Czeslaw Milosz, premio Nobel per la letteratura nel 1980, ha scritto: «Si è riusciti a far capire all’uomo che se vive è solo per grazia dei potenti. Pensi dunque a bere il caffè e a dare la caccia alle farfalle. Chi ama la res publica avrà la mano mozzata». Ho sempre pensato che questi versi folgoranti riguardassero sostanzialmente il totalitarismo del blocco sovietico, contro il quale si è levata limpida la voce del poeta polacco-lituano. Ma mi sono tornati in mente in questi giorni, mentre tentavo di dar ragione di un indistinto malessere alla quotidiana lettura dei giornali. Più che da qualche notizia particolare, che pure ne darebbe motivo, il malessere mi viene suscitato da un certo tono generale che si sta imponendo quando si parla di crisi e argomenti connessi. Da un lato c’è l’insopportabile saccenteria di quelli che dicono di essere gli unici ad aver capito le vere cause della crisi, che ti spiegano la ricetta giusta conosciuta solo da loro, che accusano tutti coloro che hanno fatto qualcosa di averla fatta male. Così ti inondano di elaborati e criptici editoriali o di intere paginate con dati e tabelle costruiti su pure illazioni o su sentito dire. Il risultato è che anche il lettore più paziente ed interessato ne esce sfiancato e finisce per decidere di non leggere più niente.
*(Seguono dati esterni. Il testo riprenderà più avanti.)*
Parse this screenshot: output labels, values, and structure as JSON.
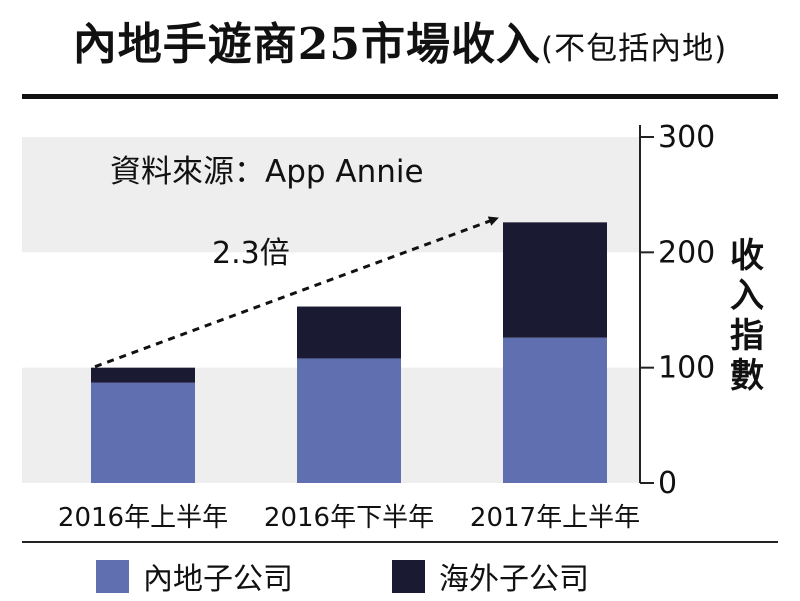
{
  "title": {
    "main": "內地手遊商25市場收入",
    "sub": "(不包括內地)"
  },
  "source": "資料來源：App  Annie",
  "annotation": "2.3倍",
  "colors": {
    "domestic": "#5f6fb0",
    "overseas": "#1a1a33",
    "band": "#eeeeee"
  },
  "chart_data": {
    "type": "bar",
    "stacked": true,
    "categories": [
      "2016年上半年",
      "2016年下半年",
      "2017年上半年"
    ],
    "series": [
      {
        "name": "內地子公司",
        "values": [
          87,
          108,
          126
        ]
      },
      {
        "name": "海外子公司",
        "values": [
          13,
          45,
          100
        ]
      }
    ],
    "ylabel": "收入指數",
    "ylim": [
      0,
      300
    ],
    "yticks": [
      0,
      100,
      200,
      300
    ],
    "y_axis_side": "right",
    "legend": "bottom",
    "grid": false
  }
}
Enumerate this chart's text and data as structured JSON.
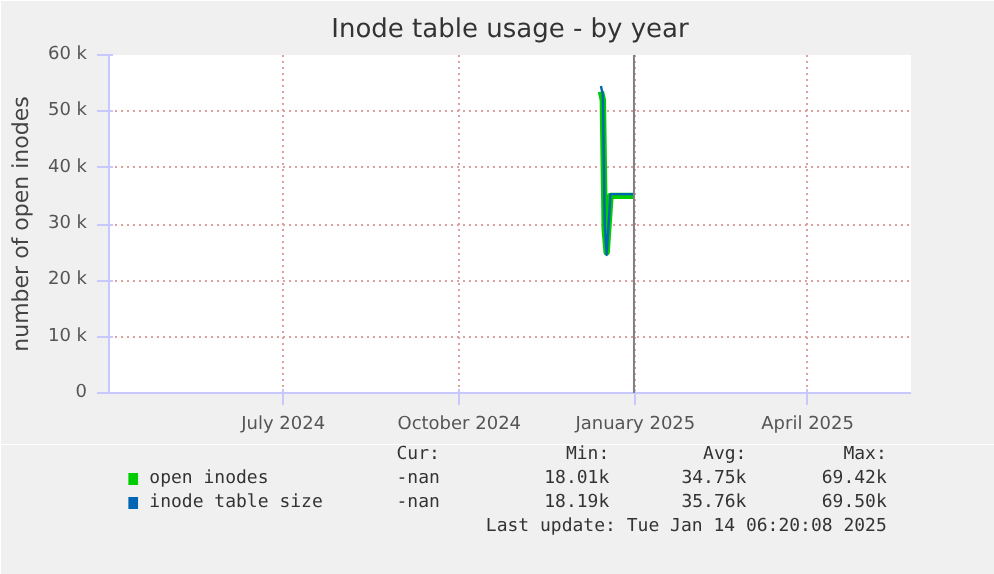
{
  "chart_data": {
    "type": "line",
    "title": "Inode table usage - by year",
    "ylabel": "number of open inodes",
    "xlim": [
      "2024-04-15",
      "2025-06-08"
    ],
    "xticks": [
      {
        "value": "2024-07-15",
        "label": "July 2024"
      },
      {
        "value": "2024-10-15",
        "label": "October 2024"
      },
      {
        "value": "2025-01-15",
        "label": "January 2025"
      },
      {
        "value": "2025-04-15",
        "label": "April 2025"
      }
    ],
    "ylim": [
      0,
      60000
    ],
    "yticks": [
      {
        "value": 0,
        "label": "0"
      },
      {
        "value": 10000,
        "label": "10 k"
      },
      {
        "value": 20000,
        "label": "20 k"
      },
      {
        "value": 30000,
        "label": "30 k"
      },
      {
        "value": 40000,
        "label": "40 k"
      },
      {
        "value": 50000,
        "label": "50 k"
      },
      {
        "value": 60000,
        "label": "60 k"
      }
    ],
    "series": [
      {
        "name": "open inodes",
        "color": "#00cc00",
        "x": [
          "2024-12-28",
          "2024-12-29",
          "2024-12-30",
          "2024-12-31",
          "2025-01-02",
          "2025-01-14"
        ],
        "values": [
          53500,
          52000,
          29000,
          25000,
          35000,
          35000
        ]
      },
      {
        "name": "inode table size",
        "color": "#0066b3",
        "x": [
          "2024-12-28",
          "2024-12-29",
          "2024-12-30",
          "2024-12-31",
          "2025-01-02",
          "2025-01-14"
        ],
        "values": [
          54500,
          53000,
          30000,
          24500,
          35300,
          35300
        ]
      }
    ],
    "ref_lines": [
      {
        "axis": "x",
        "value": "2025-01-14T06:20",
        "label": null,
        "color": "#808080"
      }
    ],
    "grid": true,
    "legend": "bottom",
    "line_style": "solid",
    "marker": "none",
    "annotations": [
      "Cur:",
      "Min:",
      "Avg:",
      "Max:",
      "-nan",
      "18.01k",
      "34.75k",
      "69.42k",
      "-nan",
      "18.19k",
      "35.76k",
      "69.50k",
      "Last update: Tue Jan 14 06:20:08 2025"
    ]
  }
}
Risultato raggiunto: pensiamo a bere il caffè e a dar la caccia alle farfalle, che a programmare il nostro futuro ci pensano lorsignori. D’altra parte ci sono gli accusatori di mestiere, quelli che fanno della ricerca e dell’esposizione del marcio la loro mission (in inglese, per carità; è molto più trendy). Sono i professionisti delle mani pulite, per i quali nessun interesse è legittimo, ogni aggregazione è una lobby, ogni iniziativa dal basso una sospetta ingerenza. Hanno una inesauribile sete di vendetta nei confronti della casta, ma non riescono in nessun modo a nascondere di costituirne una altrettanto pericolosa.
Vorrebbero far pulizia di ogni malefatta, ma non riescono a tacere il radicale disprezzo per tutto quello che è stato costruito – imperfetto come ogni costruzione umana – senza chiedere il permesso a loro e ottenere da loro il bollino di qualità. Così, ad esempio, lo stesso giornale che fino a ieri osannava il grande ospedale polo di eccellenza internazionale, ne fa oggi la cloaca di tutte le nefandezze. Anche qui, risultato raggiunto: chi fa qualcosa per un impeto costruttivo non vidimato dai tetri custodi della moralità pubblica ha la mano mozzata.
Poi ci sono gli incontentabili relativisti che a tutti i costi devono sbugiardare ogni certezza spacciandola per radice di violenza, poi quelli che vedono gretto populismo in ogni manifestazione comunitaria, poi quelli per cui l’importante è non disturbare il manovratore e quelli per cui l’unica soluzione è farlo fuori, il manovratore, presunto o reale che sia. Poi quelli che… Ma basta. Spero di essere riuscito a dar conto del malessere di cui parlavo all’inizio. Per fortuna, poi si alza la testa dal giornale e si comincia o riprende a lavorare, come ogni giorno. E allora ci si guarda intorno e si vede un sacco di gente che «ama la res pubblica», fa il proprio dovere, ti aiuta se hai bisogno, ti chiede come va, si rimbocca le maniche e fa i conti coi sacrifici che l’aspettano, si interessa veramente del pezzetto di cosa pubblica con cui ha a che fare. Difficilmente questa gente scriverà sui giornali o ne verrà citata. Ma è dalle loro mani, che non hanno nessuna intenzione di farsi mozzare, viene la riscossa da ogni crisi.